Yesterday was a holiday here in Morocco. Birth of the Prophet, so we ate a big breakfast of cookies and cake and then killed a sheep.
Here are a few pictures. Later we ate the intestines, stomach, heart (stuffed with garlic), forelegs, and other tasty bits. To be honest, while I enjoy eating lamb, mutton is a bit strong for my taste, but I’m doing the best I can with it. Now we are going to eat the brains with eggs, I’m told they are very sweet…
But to balance things out, yesterday one of the sheep gave birth to two lambs, so the flock is actually one stronger today than it was yesterday.
Even though dogs are considered unclean, they still get to enjoy part of the feast and they are also respected, though not loved members of the family. The puppy, I’ve named Kelby (literally ‘my dog’ in Arabic). I think he could be a very good dog, but it’s just not a realistic possibility to train him and make him a guys best friend here…maybe I will though.
The earliest accounts for the observance of Mawlid can be found in eighth-century Mecca, when the house in which Muhammad was born was transformed into a place of prayer by Al-Khayzuran (mother of Harun al-Rashid, the fifth and most famous Abbasid caliph).Public celebrations of the birth of Muhammad did not occur until four centuries after his death. It was originally a festival of the Shia ruling class, not attended by the common people, with the first official Mawlid celebrations occurring in Egypt towards the end of the eleventh century.The Fatimids, who were descendants of Muhammad through his daughter Fatimah. The early celebrations included elements of Sufic influence, with animal sacrifices and torchlight processions along with public sermons and a feast.The celebrations occurred during the day, in contrast to modern day observances, with the Fatimid ruler playing a key role in the ceremonies. Emphasis was given to the Ahl al-Bayt with presentation of sermons and recitations of the Qur’an. The event also featured the award of gifts to officials in order to bolster support for the ruling caliph.

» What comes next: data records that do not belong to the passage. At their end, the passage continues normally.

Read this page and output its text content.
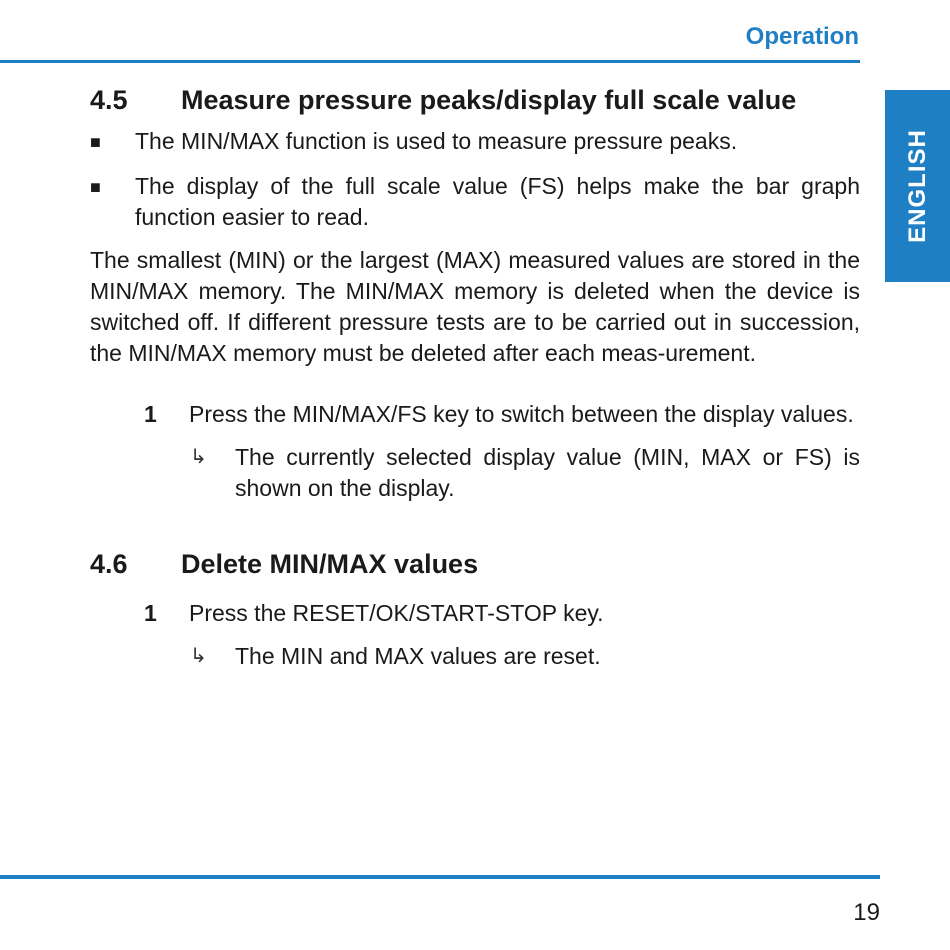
Operation
ENGLISH
4.5	Measure pressure peaks/display full scale value
■	The MIN/MAX function is used to measure pressure peaks.
■	The display of the full scale value (FS) helps make the bar graph function easier to read.

The smallest (MIN) or the largest (MAX) measured values are stored in the MIN/MAX memory. The MIN/MAX memory is deleted when the device is switched off. If different pressure tests are to be carried out in succession, the MIN/MAX memory must be deleted after each meas-urement.

1	Press the MIN/MAX/FS key to switch between the display values.
↳	The currently selected display value (MIN, MAX or FS) is shown on the display.
4.6	Delete MIN/MAX values
1	Press the RESET/OK/START-STOP key.
↳	The MIN and MAX values are reset.
19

The first public celebrations by Sunnis took place in twelfth-century Syria, under the rule of Nur ad-Din. Though there is no firm evidence to indicate the reason for the adoption of the Shi’ite festival by the Sunnis, some theorise the celebrations took hold to counter Christian influence in places such as Spain and Morocco. The practice was briefly halted by the Ayoubides when they came to power, and it became an event confined to family circles It regained status as an official event again in 1207 when it was re-introduced by Muzaffar ad-din, the brother-in-law of Saladin, in Arbil, a town near Mosul, Iraq.
The practice spread throughout the Muslim world, assimilating local customs, to places such as Cairo, where folklore and Sufic practices greatly influenced the celebrations. By 1588 it had spread to the court of Murad III, Sultan of the Ottoman empire.In 1910, it was given official status as a national festival throughout the Ottoman empire. Today it is an official holiday in many parts of the world.